Já o professor Caichiolo argumenta que o ataque
na Rússia não necessariamente indica um ressurgimento do grupo terrorista como
uma “ameaça internacional”, mas sim reafirma sua contínua presença
ameaçadora, que persiste ao longo do tempo, afetando uma gama de países e
regiões de forma constante.
“De fato o Estado Islâmico recrudesceu
comparativamente do que era há pouco menos de uma década, quando então se
aproveitou da guerra civil em curso na Síria para criar o seu próprio Estado no
meio do Iraque e da Síria. Entretanto, ainda que os ataques assumidos pelo
grupo tenham diminuído em termos numéricos, eles continuam ocorrendo em
patamares altos. Conforme relatório publicado pelo The Washington Institute for
Near East Policy, desde março do ano passado para cá o Estado Islâmico assumiu
a responsabilidade por 1.121 ataques, que mataram ou feriram cerca de 4.770
pessoas”, disse.
Dias antes do ataque em Moscou, a
Alemanha já havia anunciado a prisão de dois afegãos suspeitos de planejar um atentado
contra o Parlamento sueco. Ambos os indivíduos, identificados pelas
autoridades alemãs como um membro do EI e um apoiador, estavam recebendo
instruções do grupo terrorista e coletando dinheiro para realizar o ataque, que
seria uma “resposta” do EI contra a queima dos alcorões que ocorreram no país
escandinavo.
Segundo informações da agência Associated
Press (AP), o porta-voz do Ministério do Interior da Alemanha, Cornelius
Funke, disse logo após o ataque na Rússia que ameaça dos extremistas islâmicos
no país continuava “aguda”.
Na França, o alerta de terrorismo foi elevado ao
nível máximo dias após o ataque em Moscou. O primeiro-ministro francês, Gabriel
Attal, anunciou a medida no domingo (24), destacando a gravidade das ameaças
terroristas que pesam sobre o país, que já sofreu com o EI em 2015.

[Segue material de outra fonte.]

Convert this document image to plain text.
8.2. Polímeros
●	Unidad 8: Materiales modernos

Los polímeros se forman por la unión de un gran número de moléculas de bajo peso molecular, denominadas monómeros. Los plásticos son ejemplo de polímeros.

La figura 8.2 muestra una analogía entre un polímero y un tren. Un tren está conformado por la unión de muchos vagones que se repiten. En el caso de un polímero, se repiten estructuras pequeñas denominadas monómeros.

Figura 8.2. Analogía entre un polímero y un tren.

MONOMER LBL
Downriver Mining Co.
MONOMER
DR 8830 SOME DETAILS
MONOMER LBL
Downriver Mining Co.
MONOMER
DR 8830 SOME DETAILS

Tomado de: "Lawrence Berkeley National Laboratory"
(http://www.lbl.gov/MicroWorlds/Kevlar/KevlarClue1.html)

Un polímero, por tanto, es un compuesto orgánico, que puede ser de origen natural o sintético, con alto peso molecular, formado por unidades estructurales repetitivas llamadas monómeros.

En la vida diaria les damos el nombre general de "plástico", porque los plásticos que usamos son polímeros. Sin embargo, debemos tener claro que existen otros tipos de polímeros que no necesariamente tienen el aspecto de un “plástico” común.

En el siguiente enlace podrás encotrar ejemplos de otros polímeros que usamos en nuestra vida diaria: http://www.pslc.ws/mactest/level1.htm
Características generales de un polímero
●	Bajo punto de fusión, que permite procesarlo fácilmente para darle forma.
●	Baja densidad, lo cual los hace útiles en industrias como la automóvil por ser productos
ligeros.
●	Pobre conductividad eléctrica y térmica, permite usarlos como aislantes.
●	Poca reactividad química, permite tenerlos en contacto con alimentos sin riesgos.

O presidente Emmanuel Macron chegou a revelar que
o ISIS-K já tentou realizar “vários” ataques na França. O plano Vigipirate,
um instrumento de vigilância e prevenção máxima contra o terrorismo, foi
acionado em sua forma mais intensa no país, que realizará a partir de julho os Jogos
Olímpicos.
Em sua análise ao The Conversation, Barton
destacou que as autoridades europeias já prenderam diversos terroristas do
ISIS-K em várias ocasiões. Na sua visão, o ataque em Moscou evidencia a “imediata
e substancial ameaça representada pelo grupo”, após anos de alertas sobre sua
capacidade de retomar uma campanha terrorista internacional.
“Se o ISIS-K for realmente responsável pelo
ataque em Moscou, devemos nos preparar para mais tentativas de ataques – não
apenas na Rússia, mas em toda a Europa”, escreveu Barton.
Além da França, a Itália também intensificou nos
últimos dias verificações de segurança, principalmente nos ambientes que estão
sendo frequentados durante essa Semana Santa.
Na Sérvia, segundo informações da AP, policiais
disfarçados foram vistos realizando patrulhas as ruas de Belgrado, a capital do
país, com metralhadoras. Já no Reino Unido, o parlamentar do Partido
Conservador Jeremy Hunt disse que o país tem que estar nesse momento
“absolutamente” preocupado com o eventual retorno do EI, enfatizando a necessidade
de uma atenta vigilância contra a ameaça que o grupo terrorista representa.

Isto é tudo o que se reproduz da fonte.